Colombian court sentences Alvaro Uribe’s brother to 28 years in prison

Colombian court sentences Alvaro Uribe’s brother to 28 years in prison

Santiago Uribe, the brother of former Colombian president Alvaro Uribe, was given a 28-year prison sentence and three-month prison term for aggravated homicide and conspiracy to commit a crime while leading a paramilitary group.

A three-judge panel in Antioquia’s northwestern province on Tuesday declared that Uribe “formed and led an illegal armed group” in the wake of the verdict.

Recommended Stories

list of 3 itemsend of list

Under Uribe’s leadership, the organization allegedly carried out a “plan to systematic murder and extermination people who were unfavorable.”

Uribe has denied having any connections to paramilitary organizations. His team of attorneys intends to file an appeal.

The lower court was cleared last year, but the decision was overturned. The Supreme Court of Colombia will now decide the case in its entirety.

The Uribe family’s alleged paramilitary ties are the latest twist in a long-running criminal investigation.

Alvaro Uribe, the former president, has also been the subject of an AP photo investigation.

During Colombia’s six-decade-long internal conflict, critics have accused Uribe and his brother, the former president, of maintaining ties to organizations that committed grave human rights violations.

Activities that occurred on and around the La Carolina cattle ranch owned by the Uribe family in Antioquia were the subject of Tuesday’s conviction.

The 12 Apostles, a far-right paramilitary group formed by ranchers in the early 1990s to combat leftist rebels, specifically the Revolutionary Armed Forces of Colombia (FARC), were well-known in their 307-page ruling.

The 12 Apostles, which the court called a “death squad,” killed “undesirables” including sex workers, drug users, people with mental illnesses, and suspected leftist sympathisers, according to the court’s description of The 12 Apostles as a “death squad.”

According to the ruling, the paramilitary group held meetings at La Carolina as well as training and distribution of weapons on-site.

According to the judges, those were “acts that led to crimes against humanity.”
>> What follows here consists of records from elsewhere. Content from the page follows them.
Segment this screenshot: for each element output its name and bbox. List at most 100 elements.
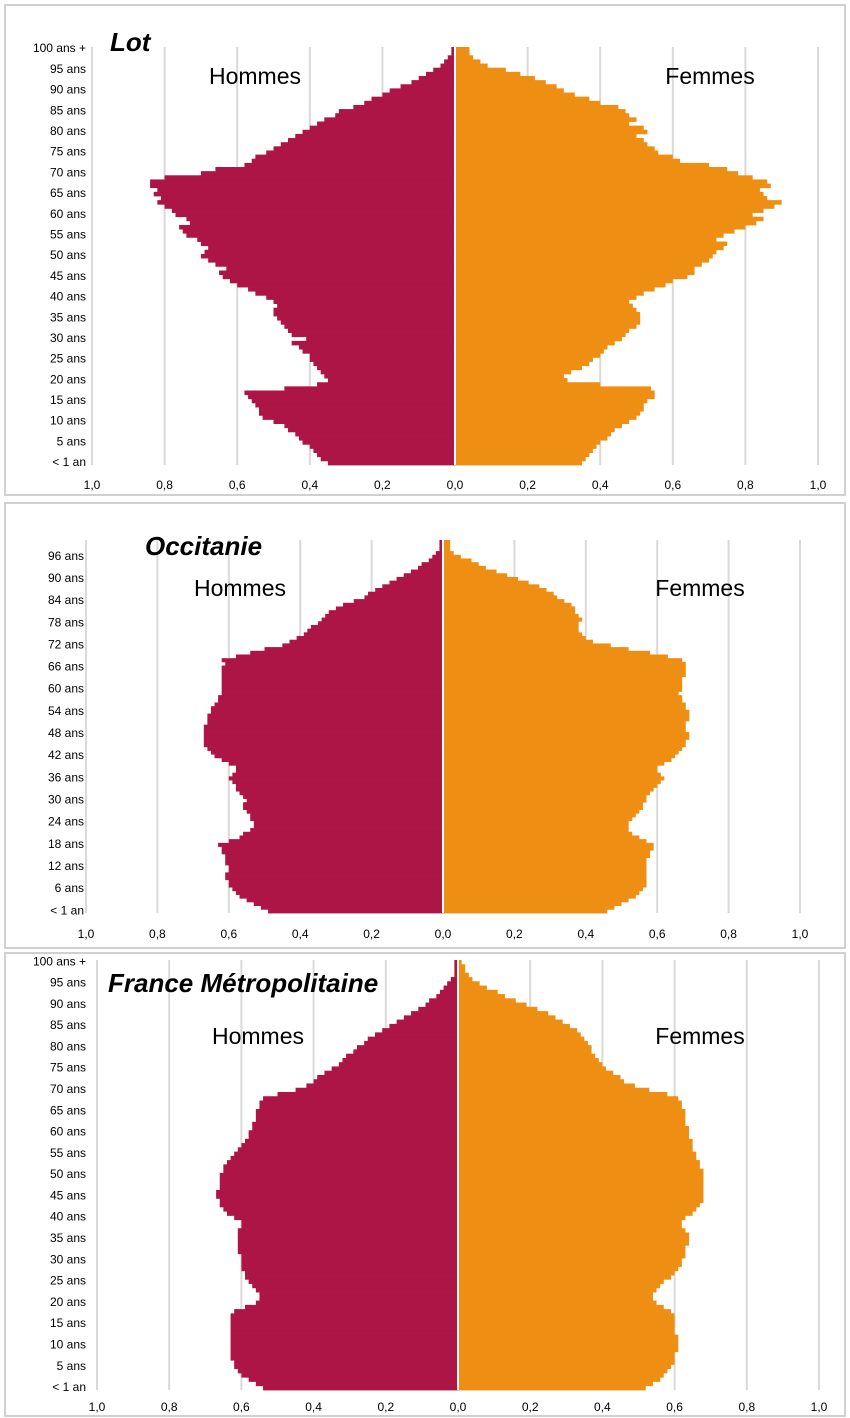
bar — [455, 311, 641, 317]
age-label: 24 ans — [48, 815, 84, 829]
bar — [291, 332, 455, 338]
bar — [253, 820, 443, 825]
x-tick-label: 0,8 — [737, 478, 754, 492]
bar — [455, 117, 637, 122]
bar — [455, 183, 771, 189]
bar — [455, 320, 641, 325]
bar — [458, 989, 498, 995]
bar — [244, 390, 455, 396]
bar — [288, 138, 455, 143]
bar — [435, 551, 443, 556]
bar — [245, 1304, 458, 1310]
bar — [443, 650, 651, 655]
bar — [443, 562, 479, 567]
bar — [455, 287, 655, 292]
bar — [455, 96, 590, 102]
bar — [443, 717, 690, 722]
x-tick-label: 0,0 — [435, 927, 452, 941]
bar — [223, 1168, 458, 1174]
bar — [443, 676, 683, 681]
bar — [458, 1309, 671, 1314]
bar — [443, 909, 608, 914]
bar — [458, 1079, 625, 1084]
age-label: 30 ans — [48, 793, 84, 807]
bar — [455, 158, 681, 164]
bar — [455, 349, 604, 354]
bar — [455, 55, 474, 60]
bar — [458, 1296, 653, 1301]
bar — [382, 1028, 458, 1033]
age-label: 50 ans — [50, 1167, 86, 1181]
bar — [396, 576, 443, 582]
bar — [458, 1236, 690, 1242]
bar — [208, 258, 455, 263]
bar — [458, 1006, 538, 1012]
bar — [458, 1070, 614, 1076]
bar — [263, 1385, 458, 1391]
bar — [273, 311, 455, 317]
bar — [443, 724, 686, 729]
age-label: < 1 an — [52, 1380, 86, 1394]
bar — [443, 687, 683, 692]
age-label: 5 ans — [57, 434, 86, 448]
bar — [458, 1143, 693, 1148]
bar — [252, 1283, 458, 1289]
bar — [458, 1053, 596, 1059]
bar — [458, 1270, 675, 1276]
age-label: 66 ans — [48, 660, 84, 674]
bar — [443, 695, 683, 700]
bar — [443, 876, 647, 881]
bar — [458, 1087, 650, 1093]
bar — [455, 344, 608, 350]
bar — [455, 146, 655, 151]
bar — [455, 200, 782, 205]
age-label: 12 ans — [48, 859, 84, 873]
bar — [443, 824, 629, 829]
bar — [241, 1266, 458, 1272]
bar — [255, 1109, 458, 1114]
bar — [221, 687, 443, 692]
bar — [228, 864, 443, 870]
bar — [458, 1151, 697, 1157]
bar — [443, 783, 658, 788]
bar — [443, 558, 472, 563]
bar — [458, 1100, 682, 1106]
bar — [237, 1228, 458, 1233]
bar — [364, 595, 443, 600]
bar — [443, 698, 683, 703]
bar — [255, 1117, 458, 1123]
bar — [221, 684, 443, 689]
bar — [259, 1104, 458, 1110]
bar — [273, 419, 455, 425]
age-label: 35 ans — [50, 310, 86, 324]
age-label: 50 ans — [50, 248, 86, 262]
bar — [203, 735, 443, 740]
bar — [338, 109, 455, 114]
bar — [210, 709, 443, 714]
bar — [443, 757, 672, 762]
bar — [458, 1245, 686, 1250]
bar — [455, 398, 648, 404]
bar — [447, 55, 455, 60]
bar — [458, 1228, 686, 1233]
bar — [443, 613, 579, 618]
age-label: < 1 an — [50, 903, 84, 917]
bar — [458, 1202, 700, 1208]
bar — [235, 890, 443, 895]
bar — [277, 303, 455, 309]
bar — [255, 1287, 458, 1293]
age-label: 45 ans — [50, 269, 86, 283]
bar — [280, 320, 455, 325]
bar — [317, 121, 455, 127]
bar — [458, 1326, 675, 1331]
bar — [458, 1147, 693, 1152]
bar — [443, 735, 690, 740]
x-tick-label: 0,2 — [506, 927, 523, 941]
bar — [310, 624, 443, 630]
bar — [221, 676, 443, 681]
bar — [219, 270, 455, 276]
age-label: 25 ans — [50, 1274, 86, 1288]
bar — [235, 768, 443, 774]
bar — [234, 1215, 458, 1221]
bar — [230, 1343, 458, 1348]
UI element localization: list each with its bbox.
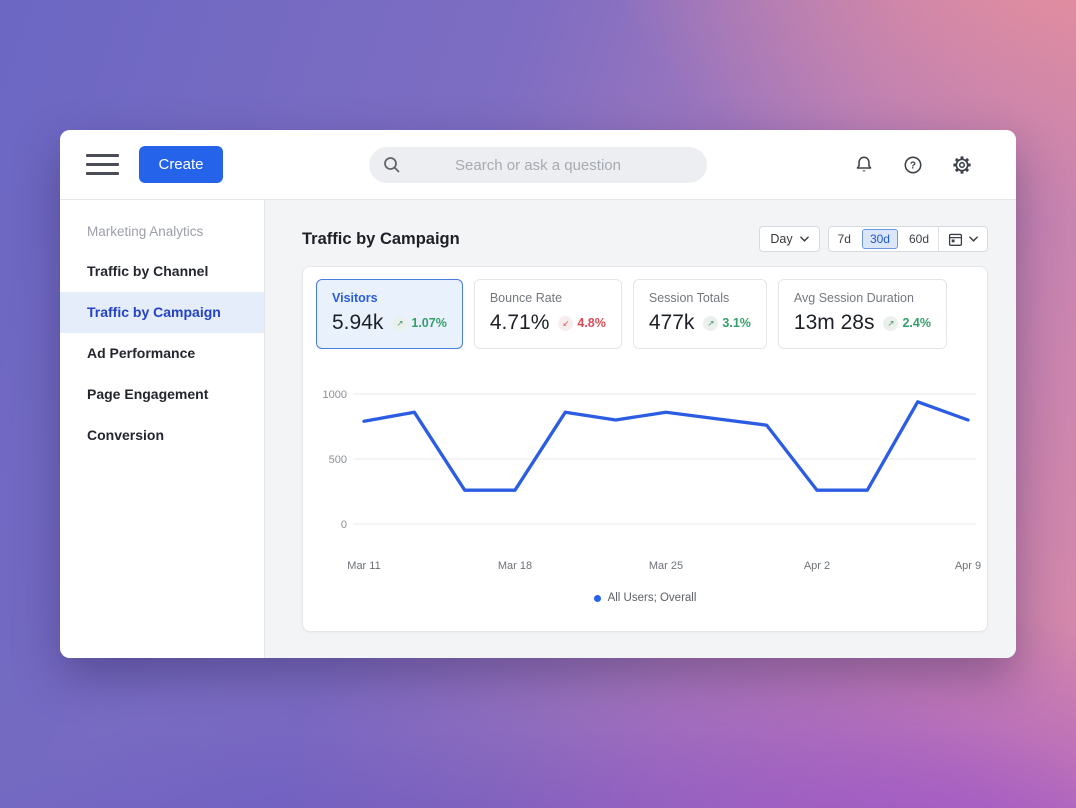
metric-label: Visitors bbox=[332, 291, 378, 305]
metric-value: 5.94k bbox=[332, 311, 384, 334]
range-button-30d[interactable]: 30d bbox=[861, 229, 898, 249]
sidebar-section-label: Marketing Analytics bbox=[87, 224, 204, 239]
metric-trend-badge: ↗ 2.4% bbox=[883, 315, 931, 331]
line-chart: 0 500 1000 Mar 11 Mar 18 Mar 25 Apr 2 Apr 9 bbox=[316, 372, 982, 577]
trend-up-arrow-icon: ↗ bbox=[883, 315, 899, 331]
topbar-actions: ? bbox=[852, 153, 974, 177]
sidebar-item-page-engagement[interactable]: Page Engagement bbox=[87, 386, 209, 402]
svg-text:?: ? bbox=[910, 160, 916, 171]
main-panel: Traffic by Campaign Day 7d 30d 60d Visitor… bbox=[265, 200, 1016, 658]
search-bar[interactable] bbox=[369, 147, 707, 183]
legend-marker bbox=[593, 594, 601, 602]
help-button[interactable]: ? bbox=[901, 153, 925, 177]
top-bar: Create ? bbox=[60, 130, 1016, 200]
chart-legend: All Users; Overall bbox=[316, 592, 974, 604]
range-button-60d[interactable]: 60d bbox=[900, 227, 938, 251]
divider bbox=[938, 227, 939, 251]
sidebar-item-ad-performance[interactable]: Ad Performance bbox=[87, 345, 196, 361]
main-header: Traffic by Campaign Day 7d 30d 60d bbox=[302, 226, 988, 252]
metric-card-bounce-rate[interactable]: Bounce Rate 4.71% ↙ 4.8% bbox=[473, 279, 622, 349]
bell-icon bbox=[856, 156, 872, 172]
help-icon: ? bbox=[904, 156, 922, 173]
sidebar-item-traffic-by-channel[interactable]: Traffic by Channel bbox=[87, 263, 209, 279]
metric-card-avg-session-duration[interactable]: Avg Session Duration 13m 28s ↗ 2.4% bbox=[777, 279, 947, 349]
metric-label: Bounce Rate bbox=[489, 291, 563, 305]
chevron-down-icon bbox=[969, 236, 978, 242]
chart-card: Visitors 5.94k ↗ 1.07% Bounce Rate 4.71% ↙ 4.8%… bbox=[302, 266, 988, 632]
granularity-select[interactable]: Day bbox=[759, 226, 820, 252]
settings-button[interactable] bbox=[950, 153, 974, 177]
sidebar-item-traffic-by-campaign[interactable]: Traffic by Campaign bbox=[60, 292, 264, 333]
chevron-down-icon bbox=[799, 236, 809, 242]
y-axis-tick: 1000 bbox=[323, 389, 347, 401]
search-input[interactable] bbox=[369, 147, 707, 183]
trend-up-arrow-icon: ↗ bbox=[392, 315, 408, 331]
legend-label: All Users; Overall bbox=[607, 592, 697, 604]
range-selector: 7d 30d 60d bbox=[827, 226, 988, 252]
metric-change: 2.4% bbox=[902, 316, 931, 330]
metric-change: 3.1% bbox=[722, 316, 751, 330]
x-axis-tick: Apr 2 bbox=[804, 560, 830, 572]
metric-value: 13m 28s bbox=[793, 311, 875, 334]
page-title: Traffic by Campaign bbox=[302, 229, 460, 248]
y-axis-tick: 500 bbox=[329, 454, 347, 466]
calendar-picker-button[interactable] bbox=[939, 227, 987, 251]
x-axis-tick: Apr 9 bbox=[955, 560, 981, 572]
metric-cards: Visitors 5.94k ↗ 1.07% Bounce Rate 4.71% ↙ 4.8%… bbox=[316, 279, 974, 349]
metric-card-visitors[interactable]: Visitors 5.94k ↗ 1.07% bbox=[316, 279, 463, 349]
metric-change: 1.07% bbox=[411, 316, 447, 330]
menu-icon[interactable] bbox=[86, 154, 119, 175]
gear-icon bbox=[953, 155, 971, 174]
trend-down-arrow-icon: ↙ bbox=[558, 315, 574, 331]
metric-card-session-totals[interactable]: Session Totals 477k ↗ 3.1% bbox=[632, 279, 767, 349]
create-button[interactable]: Create bbox=[139, 146, 223, 183]
sidebar-nav: Traffic by Channel Traffic by Campaign Ad … bbox=[60, 251, 264, 456]
x-axis-tick: Mar 11 bbox=[347, 560, 380, 572]
sidebar-item-conversion[interactable]: Conversion bbox=[87, 427, 165, 443]
app-body: Marketing Analytics Traffic by Channel Tr… bbox=[60, 200, 1016, 658]
calendar-icon bbox=[948, 233, 963, 246]
x-axis-tick: Mar 18 bbox=[498, 560, 532, 572]
metric-label: Session Totals bbox=[648, 291, 730, 305]
y-axis-tick: 0 bbox=[341, 519, 347, 531]
metric-label: Avg Session Duration bbox=[793, 291, 914, 305]
notifications-button[interactable] bbox=[852, 153, 876, 177]
range-button-7d[interactable]: 7d bbox=[829, 227, 860, 251]
metric-value: 4.71% bbox=[489, 311, 550, 334]
metric-value: 477k bbox=[648, 311, 695, 334]
granularity-label: Day bbox=[770, 232, 793, 246]
time-controls: Day 7d 30d 60d bbox=[759, 226, 988, 252]
metric-trend-badge: ↙ 4.8% bbox=[558, 315, 606, 331]
series-line bbox=[362, 400, 970, 492]
sidebar: Marketing Analytics Traffic by Channel Tr… bbox=[60, 200, 265, 658]
trend-up-arrow-icon: ↗ bbox=[703, 315, 719, 331]
x-axis-tick: Mar 25 bbox=[649, 560, 683, 572]
search-icon bbox=[384, 157, 400, 173]
metric-trend-badge: ↗ 3.1% bbox=[703, 315, 751, 331]
metric-change: 4.8% bbox=[577, 316, 606, 330]
app-window: Create ? bbox=[60, 130, 1016, 658]
metric-trend-badge: ↗ 1.07% bbox=[392, 315, 447, 331]
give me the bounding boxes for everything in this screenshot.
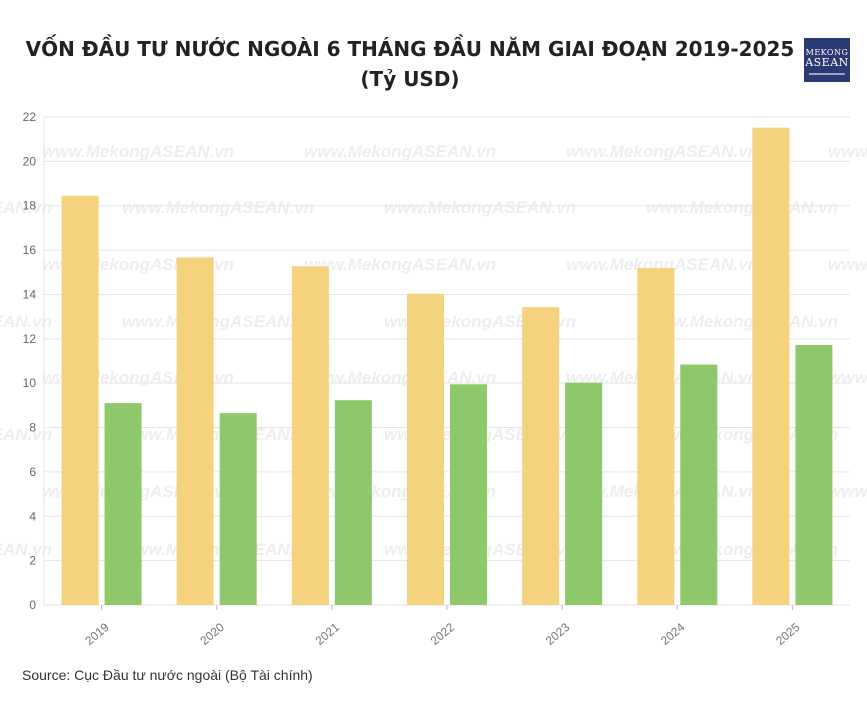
bar-2-2020	[219, 413, 257, 605]
x-tick-label: 2024	[658, 620, 688, 648]
source-note: Source: Cục Đầu tư nước ngoài (Bộ Tài ch…	[22, 667, 313, 683]
mekong-asean-logo: MEKONG ASEAN	[804, 38, 850, 82]
y-tick-label: 16	[23, 243, 37, 257]
y-tick-label: 12	[23, 332, 37, 346]
bar-2-2021	[334, 400, 372, 605]
watermark-text: www.MekongASEAN.vn	[42, 142, 234, 161]
bars	[61, 127, 833, 605]
y-tick-label: 20	[23, 154, 37, 168]
watermark-text: www.MekongASEAN.vn	[828, 142, 867, 161]
y-tick-label: 18	[23, 199, 37, 213]
y-tick-label: 6	[29, 465, 36, 479]
y-tick-label: 8	[29, 421, 36, 435]
y-tick-label: 10	[23, 376, 37, 390]
watermark-text: www.MekongASEAN.vn	[828, 368, 867, 387]
chart-title: VỐN ĐẦU TƯ NƯỚC NGOÀI 6 THÁNG ĐẦU NĂM GI…	[25, 37, 795, 91]
watermark-text: www.MekongASEAN.vn	[566, 142, 758, 161]
logo-line-2: ASEAN	[805, 56, 849, 69]
logo-line-1: MEKONG	[805, 48, 849, 57]
watermark-text: www.MekongASEAN.vn	[828, 255, 867, 274]
bar-1-2022	[407, 293, 444, 605]
y-tick-label: 22	[23, 110, 37, 124]
bar-2-2023	[565, 382, 603, 605]
bar-2-2019	[104, 403, 142, 605]
watermark-text: www.MekongASEAN.vn	[122, 425, 314, 444]
bar-1-2025	[752, 127, 790, 605]
watermark-text: www.MekongASEAN.vn	[0, 312, 52, 331]
bar-1-2019	[61, 195, 99, 605]
watermark-text: www.MekongASEAN.vn	[384, 198, 576, 217]
y-tick-label: 4	[29, 509, 36, 523]
x-tick-label: 2019	[82, 620, 112, 648]
watermark-text: www.MekongASEAN.vn	[828, 482, 867, 501]
watermark-text: www.MekongASEAN.vn	[304, 142, 496, 161]
x-tick-label: 2025	[773, 620, 803, 648]
x-tick-label: 2020	[197, 620, 227, 648]
watermark-text: www.MekongASEAN.vn	[122, 540, 314, 559]
x-axis-ticks: 2019 2020 2021 2022 2023 2024 2025	[82, 605, 803, 648]
bar-1-2020	[176, 257, 214, 605]
logo-underline	[809, 73, 845, 75]
bar-2-2024	[680, 364, 718, 605]
x-tick-label: 2023	[543, 620, 573, 648]
watermark-text: www.MekongASEAN.vn	[566, 255, 758, 274]
watermark-text: www.MekongASEAN.vn	[646, 198, 838, 217]
grid-lines	[43, 116, 850, 606]
y-tick-label: 0	[29, 598, 36, 612]
watermark-text: www.MekongASEAN.vn	[0, 540, 52, 559]
watermark-text: www.MekongASEAN.vn	[304, 368, 496, 387]
bar-2-2025	[795, 345, 833, 605]
watermark-text: www.MekongASEAN.vn	[0, 425, 52, 444]
bar-1-2024	[637, 268, 675, 605]
x-tick-label: 2021	[313, 620, 343, 648]
bar-2-2022	[450, 384, 487, 605]
y-axis-ticks: 0 2 4 6 8 10 12 14 16 18 20 22	[23, 110, 37, 612]
bar-chart: www.MekongASEAN.vn www.MekongASEAN.vn www.…	[0, 110, 867, 648]
watermark-text: www.MekongASEAN.vn	[122, 312, 314, 331]
watermark-text: www.MekongASEAN.vn	[0, 198, 52, 217]
x-tick-label: 2022	[428, 620, 458, 648]
y-tick-label: 14	[23, 287, 37, 301]
bar-1-2021	[291, 266, 329, 605]
bar-1-2023	[522, 307, 560, 605]
watermark-text: www.MekongASEAN.vn	[304, 255, 496, 274]
watermark-text: www.MekongASEAN.vn	[122, 198, 314, 217]
y-tick-label: 2	[29, 554, 36, 568]
watermark-text: www.MekongASEAN.vn	[646, 312, 838, 331]
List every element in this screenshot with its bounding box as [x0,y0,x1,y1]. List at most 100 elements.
The court found Uribe responsible for ordering the murder of Camilo Barrientos, a bus driver who was fatally shot near La Carolina in 1994 for being a suspected rebel collaborator, and describing him as the leader of The 12 Apostles.

The militia “enjoyed the cooperation of agents of the State, both through action and inaction,” according to the ruling on Tuesday.

In the late 1990s, Uribe was first questioned about his involvement with The 12 Apostles, but the investigation was canceled in 1999 because there was no conclusive proof.

In 2010, Colombian authorities detained Uribe on suspicion of homicide, and they opened an investigation in 2016.

Alvaro Uribe speaks to reporting scrum
Santiago’s arrest was addressed by former president Alvaro Uribe at a press conference on March 6, 2016.

The lower court’s decision was announced years later, in November 2024, despite the trial’s conclusion coming out in 2020. Jaime Herrera Nino, the judge who was in charge of the case at the time, ruled that there was insufficient evidence and acquitted Uribe.

That conclusion is overturned by Tuesday’s decision. Even at the highest levels of power, human rights advocates applauded the ruling as a step toward accountability.

The sentence is very significant, according to Laura Bonilla, a Peace and Reconciliation Foundation (Pares) deputy director in Colombia. It illustrates the extent of paramilitarism’s influence on Colombian society.

The complexity of the case, according to Gerson Arias, a conflict and security investigator at the Colombian think tank Ideas for Peace, reflects the various power structures involved.

He claimed that because paramilitarism was deeply rooted in society’s upper echelons, it would take years to fully understand what transpired.

Therefore, it is likely that many of our collective paramilitarism-related knowledge is still awaiting clarification and discovery.

Former Colombian President Alvaro Uribe, the defendant’s brother, served there from 2002 to 2010.

The former president was found guilty earlier this year of paying former paramilitary officers to cover up his involvement with them.

Following a court’s ruling in October, the court overturned the evidence’s finding that it had been gathered through an unlawful wiretap. In the prosecution’s arguments, it also cited “structural deficiencies.”

In Colombia, the former president has pledged to form a coalition to oppose a left-wing government in the 2026 elections. He continues to be a powerful figure in right-wing politics.

Source: Aljazeera

234Radio

234Radio is Africa's Premium Internet Radio that seeks to export Africa to the rest of the world.